The first challenge to the self in your quest for a teacher is to become alert to your wake up calls. Become a student. Note how these wake up calls come to you and how you have received them in the past. Recognize them as wake up calls and train your awareness to become more alert by reminding yourself throughout each day, to remember, remember, and remember this: I am a being who is energetically connected to all other energy; alive or dead we are all the same. Remember this always: We are all the same energy.

In putting together your moments of awakening to the greater picture of the self as energy you will eventually string together enough moments to build a practice upon. A practice must be in tune with your everyday world. No matter what your situation you can begin a practice, because the practice is within. You carry the tools of your practice always with you. The first tool is awareness. And this is what you will hone as you remember. But you will also hone it by utilizing it daily to gain new moments of enlightenment. Even a simple instruction to the self to notice how the events and signs in your world seem to line up is a way to begin. What are you being shown each day that you have been missing?

Placing your attention on a new means of being in your life, by remembering your moments of awakening while asking yourself to stay awake for a little bit longer each day, should work to further you on your path.

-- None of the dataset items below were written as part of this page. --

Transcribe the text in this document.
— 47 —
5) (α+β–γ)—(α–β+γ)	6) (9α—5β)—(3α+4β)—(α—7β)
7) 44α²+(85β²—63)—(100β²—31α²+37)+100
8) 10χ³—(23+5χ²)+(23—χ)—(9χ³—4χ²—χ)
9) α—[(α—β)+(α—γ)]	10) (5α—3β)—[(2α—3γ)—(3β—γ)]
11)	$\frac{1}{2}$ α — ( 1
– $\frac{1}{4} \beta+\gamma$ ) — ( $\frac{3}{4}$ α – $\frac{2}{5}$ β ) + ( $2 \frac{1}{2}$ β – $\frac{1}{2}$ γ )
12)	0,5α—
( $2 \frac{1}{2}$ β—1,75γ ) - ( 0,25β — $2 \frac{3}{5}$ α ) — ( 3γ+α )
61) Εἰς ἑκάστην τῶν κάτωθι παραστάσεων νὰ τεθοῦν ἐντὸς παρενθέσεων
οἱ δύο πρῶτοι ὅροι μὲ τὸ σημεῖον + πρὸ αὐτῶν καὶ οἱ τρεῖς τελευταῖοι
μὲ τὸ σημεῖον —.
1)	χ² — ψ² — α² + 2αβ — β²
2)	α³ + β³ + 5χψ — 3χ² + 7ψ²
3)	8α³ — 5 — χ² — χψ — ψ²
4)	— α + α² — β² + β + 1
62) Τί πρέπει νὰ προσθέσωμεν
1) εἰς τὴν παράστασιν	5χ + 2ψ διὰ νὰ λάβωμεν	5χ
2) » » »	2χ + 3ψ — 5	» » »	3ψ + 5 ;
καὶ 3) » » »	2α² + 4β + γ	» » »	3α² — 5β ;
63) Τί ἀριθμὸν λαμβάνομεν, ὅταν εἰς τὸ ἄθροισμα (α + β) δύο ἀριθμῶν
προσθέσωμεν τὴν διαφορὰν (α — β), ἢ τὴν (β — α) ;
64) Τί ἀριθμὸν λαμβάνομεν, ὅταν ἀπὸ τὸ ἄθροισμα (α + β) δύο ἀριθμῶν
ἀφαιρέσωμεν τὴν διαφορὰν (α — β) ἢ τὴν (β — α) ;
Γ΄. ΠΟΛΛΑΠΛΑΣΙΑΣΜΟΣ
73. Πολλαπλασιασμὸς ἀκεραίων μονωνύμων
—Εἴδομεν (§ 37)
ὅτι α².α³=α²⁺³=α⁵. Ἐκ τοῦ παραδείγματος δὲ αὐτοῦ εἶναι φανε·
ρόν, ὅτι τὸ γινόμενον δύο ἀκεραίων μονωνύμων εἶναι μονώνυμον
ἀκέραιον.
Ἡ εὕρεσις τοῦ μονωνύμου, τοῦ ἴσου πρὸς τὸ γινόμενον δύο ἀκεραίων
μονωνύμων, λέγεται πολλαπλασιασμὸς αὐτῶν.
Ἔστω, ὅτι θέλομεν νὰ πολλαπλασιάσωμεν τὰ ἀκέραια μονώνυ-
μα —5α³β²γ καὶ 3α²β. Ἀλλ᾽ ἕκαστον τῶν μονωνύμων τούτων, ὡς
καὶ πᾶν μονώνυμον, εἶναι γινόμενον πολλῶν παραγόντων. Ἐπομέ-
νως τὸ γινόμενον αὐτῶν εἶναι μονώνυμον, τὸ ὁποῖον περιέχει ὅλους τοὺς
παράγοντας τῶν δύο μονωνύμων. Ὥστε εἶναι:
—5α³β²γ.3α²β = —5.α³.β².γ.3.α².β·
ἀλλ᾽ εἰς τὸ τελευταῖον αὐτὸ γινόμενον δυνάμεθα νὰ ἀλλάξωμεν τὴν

Do not worry so much about who your teacher may or may not be. A teacher will not reveal him or herself as such. It is not how a true teacher works. He or she will never say: “I am your teacher.” This is something that you alone will discover when you are ready to realize it.

I interrupt the channeling as a moment of enlightenment occurs!

Yes, I concur with you Jeanne. Although I have spoken of you as my guide for ten years now I have sort of relegated you to an inner place, a guide related to my inner work, but now I more fully recognize you as my master teacher. I have achieved a big moment of enlightenment today, at this moment, as you help me to more fully grasp that my inner world and outer world are one. You have been asking me to more fully integrate them, to awaken to the fact that I must live outwardly what I have learned inwardly. This is another big aha moment. I thank you and ask if you have anything else to teach us today.

Jeanne continues:

A teacher will be of your own discovery. Only you will energetically be able to align with and determine the process and the teacher that will awaken you. This may take some trial and error, but the end result will be enlightening!

I ask that you begin to more fully accept yourselves as energetic beings. It is difficult to face your death if you consider it the end of the self, if you consider the self only as flesh, blood, bone and organs. But, if you consider the self as only energy you will have a far greater opportunity to push ahead to accepting death as life. They are one and the same. Keep in mind that you all die a little each day as you forget those moments of awakening; you die energetically.

In pulling yourself into alignment with energy you gain life; you gain the awareness you need to navigate through the lifetime you now inhabit with far different insight than in past lives. If you are truly ready to evolve, the concept of the self as energy will not puzzle you for long because you will experience it. Then you must be open to the truth of such an idea as the one true fact of life. That is how you will discover who your teacher is.

In conclusion: Practice remembering. Practice remaining aware.

Do not be angry or disappointed if you can only hold onto a moment of awareness. It is enough for that moment. But then ask the self to notice the next one. Do not give up. Eventually you will wake up more fully. And each day, and even each night, you have the opportunity to do it again!

Stay connected to the idea of everything as energy and you will have learned the beginning teachings that all Bodhisattvas must learn. Start with that!

Thank you to Jeanne for this lesson today.